Coldiretti, in questo senso, guarda con interesse al digital green pass vaccinale pei i cittadini europei. "Il certificato in formato digitale o cartaceo sarà interoperabile e legalmente vincolante per gli Stati membri e ammetterà tutti i vaccini disponibili sul mercato, consentirà dunque ai cittadini europei di tornare a viaggiare quest’estate fornendo la prova di essersi sottoposti alla vaccinazione, oppure di essere risultati negativi a un test o di essere guariti dal Covid-19 ed avere sviluppato gli anticorpi. Essendo una proposta di regolamento di Consiglio e Parlamento europeo, dovrà essere approvato - precisa Coldiretti - secondo la normale procedura di co-decisione, presumibilmente accelerata per consentirne l’entrata in vigore in tempi rapidi".
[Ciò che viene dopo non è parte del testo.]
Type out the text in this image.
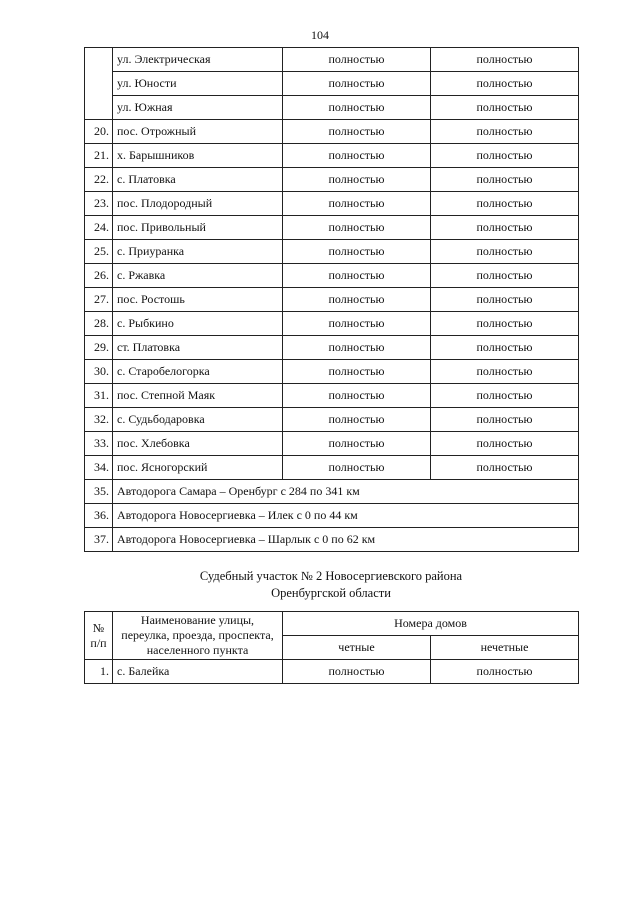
104
	ул. Электрическая	полностью	полностью
	ул. Юности	полностью	полностью
	ул. Южная	полностью	полностью
20.	пос. Отрожный	полностью	полностью
21.	х. Барышников	полностью	полностью
22.	с. Платовка	полностью	полностью
23.	пос. Плодородный	полностью	полностью
24.	пос. Привольный	полностью	полностью
25.	с. Приуранка	полностью	полностью
26.	с. Ржавка	полностью	полностью
27.	пос. Ростошь	полностью	полностью
28.	с. Рыбкино	полностью	полностью
29.	ст. Платовка	полностью	полностью
30.	с. Старобелогорка	полностью	полностью
31.	пос. Степной Маяк	полностью	полностью
32.	с. Судьбодаровка	полностью	полностью
33.	пос. Хлебовка	полностью	полностью
34.	пос. Ясногорский	полностью	полностью
35.	Автодорога Самара – Оренбург с 284 по 341 км		
36.	Автодорога Новосергиевка – Илек с 0 по 44 км		
37.	Автодорога Новосергиевка – Шарлык с 0 по 62 км		
Судебный участок № 2 Новосергиевского района
Оренбургской области
№ п/п	Наименование улицы, переулка, проезда, проспекта, населенного пункта	Номера домов	
		четные	нечетные
1.	с. Балейка	полностью	полностью
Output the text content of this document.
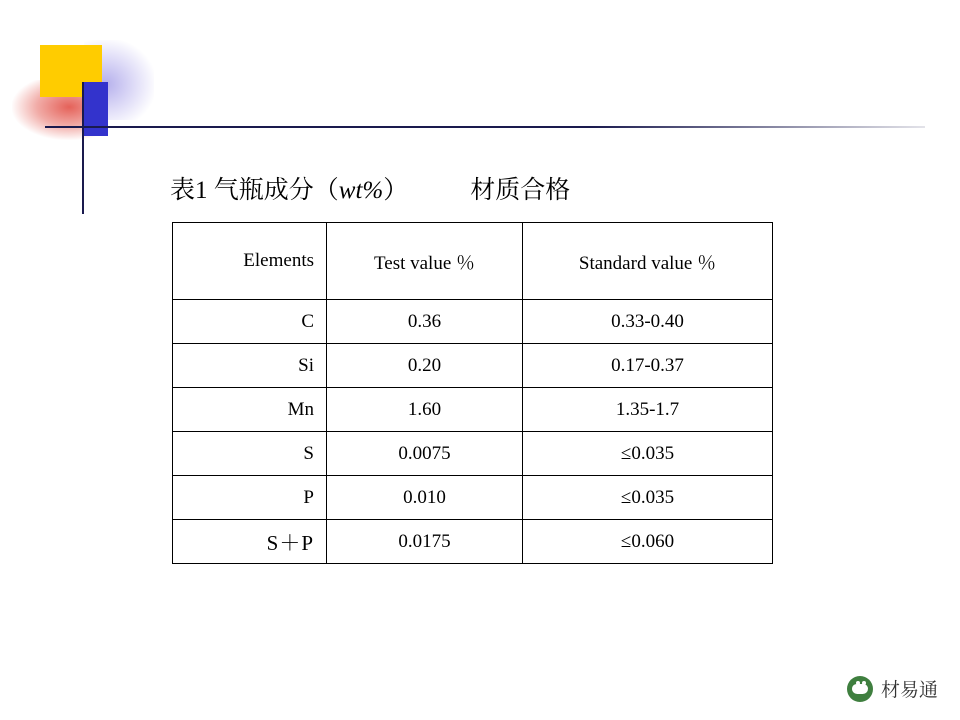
表1 气瓶成分（wt%） 材质合格
Elements	Test value ％	Standard value ％
C	0.36	0.33-0.40
Si	0.20	0.17-0.37
Mn	1.60	1.35-1.7
S	0.0075	≤0.035
P	0.010	≤0.035
S＋P	0.0175	≤0.060
材易通
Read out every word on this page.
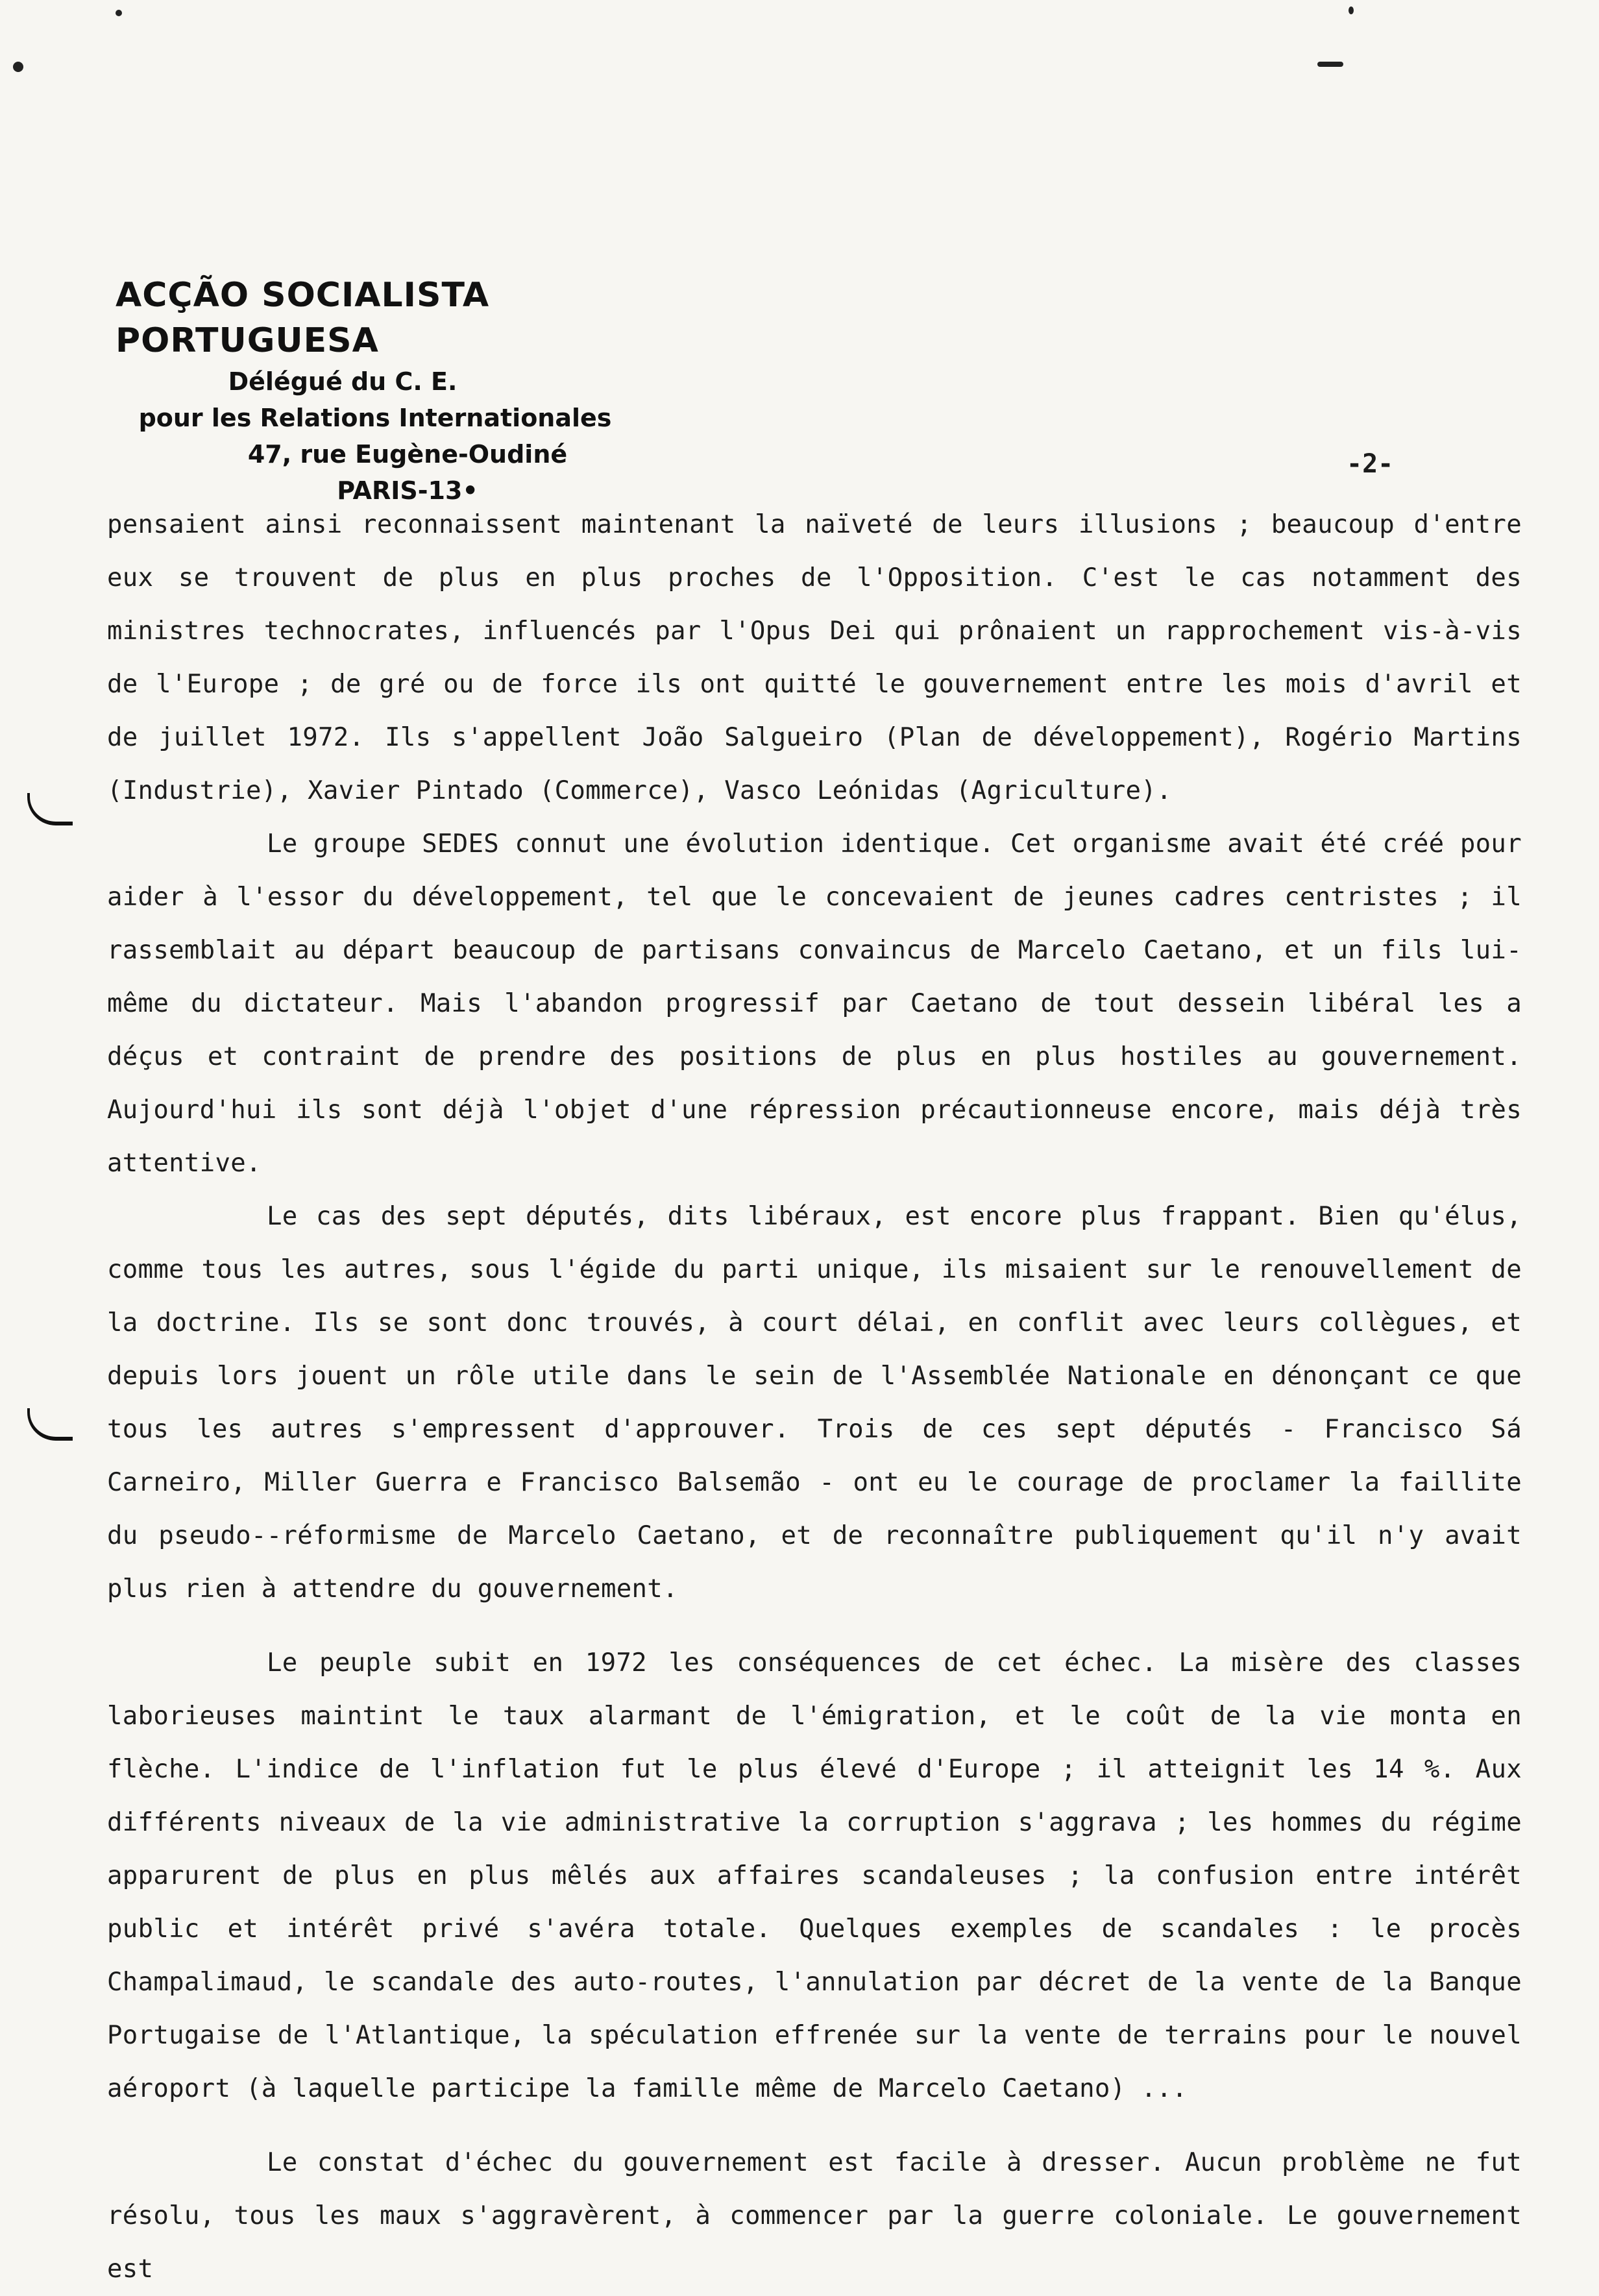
ACÇÃO SOCIALISTA PORTUGUESA
Délégué du C. E.
pour les Relations Internationales
47, rue Eugène-Oudiné
PARIS-13•
-2-

pensaient ainsi reconnaissent maintenant la naïveté de leurs illusions ; beaucoup d'entre eux se trouvent de plus en plus proches de l'Opposition. C'est le cas notamment des ministres technocrates, influencés par l'Opus Dei qui prônaient un rapprochement vis-à-vis de l'Europe ; de gré ou de force ils ont quitté le gouvernement entre les mois d'avril et de juillet 1972. Ils s'appellent João Salgueiro (Plan de développement), Rogério Martins (Industrie), Xavier Pintado (Commerce), Vasco Leónidas (Agriculture).

Le groupe SEDES connut une évolution identique. Cet organisme avait été créé pour aider à l'essor du développement, tel que le concevaient de jeunes cadres centristes ; il rassemblait au départ beaucoup de partisans convaincus de Marcelo Caetano, et un fils lui-même du dictateur. Mais l'abandon progressif par Caetano de tout dessein libéral les a déçus et contraint de prendre des positions de plus en plus hostiles au gouvernement. Aujourd'hui ils sont déjà l'objet d'une répression précautionneuse encore, mais déjà très attentive.

Le cas des sept députés, dits libéraux, est encore plus frappant. Bien qu'élus, comme tous les autres, sous l'égide du parti unique, ils misaient sur le renouvellement de la doctrine. Ils se sont donc trouvés, à court délai, en conflit avec leurs collègues, et depuis lors jouent un rôle utile dans le sein de l'Assemblée Nationale en dénonçant ce que tous les autres s'empressent d'approuver. Trois de ces sept députés - Francisco Sá Carneiro, Miller Guerra e Francisco Balsemão - ont eu le courage de proclamer la faillite du pseudo--réformisme de Marcelo Caetano, et de reconnaître publiquement qu'il n'y avait plus rien à attendre du gouvernement.

Le peuple subit en 1972 les conséquences de cet échec. La misère des classes laborieuses maintint le taux alarmant de l'émigration, et le coût de la vie monta en flèche. L'indice de l'inflation fut le plus élevé d'Europe ; il atteignit les 14 %. Aux différents niveaux de la vie administrative la corruption s'aggrava ; les hommes du régime apparurent de plus en plus mêlés aux affaires scandaleuses ; la confusion entre intérêt public et intérêt privé s'avéra totale. Quelques exemples de scandales : le procès Champalimaud, le scandale des auto-routes, l'annulation par décret de la vente de la Banque Portugaise de l'Atlantique, la spéculation effrenée sur la vente de terrains pour le nouvel aéroport (à laquelle participe la famille même de Marcelo Caetano) ...

Le constat d'échec du gouvernement est facile à dresser. Aucun problème ne fut résolu, tous les maux s'aggravèrent, à commencer par la guerre coloniale. Le gouvernement est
“Gli stranieri sono mancati quasi del tutto. Sarà ancora un’estate nel segno dei turisti italiani e del turismo di prossimità con la Toscana meta più ambita - analizza ancora Filippi - l’arrivo del passaporto vaccinale rappresenta una svolta per salvare il turismo estivo dopo che sei viaggiatori stranieri su dieci hanno dovuto rinunciare a venire in Italia nel 2020. L’assenza di stranieri in Italia grava sull’ospitalità turistica nelle nostre località che risentono notevolmente della loro mancanza anche perché i visitatori da paesi europei hanno tradizionalmente una elevata capacità di spesa. Il sistema del nostro turismo rurale è strettamente collegato alle economie dei territori, alle imprese, alle famiglie”.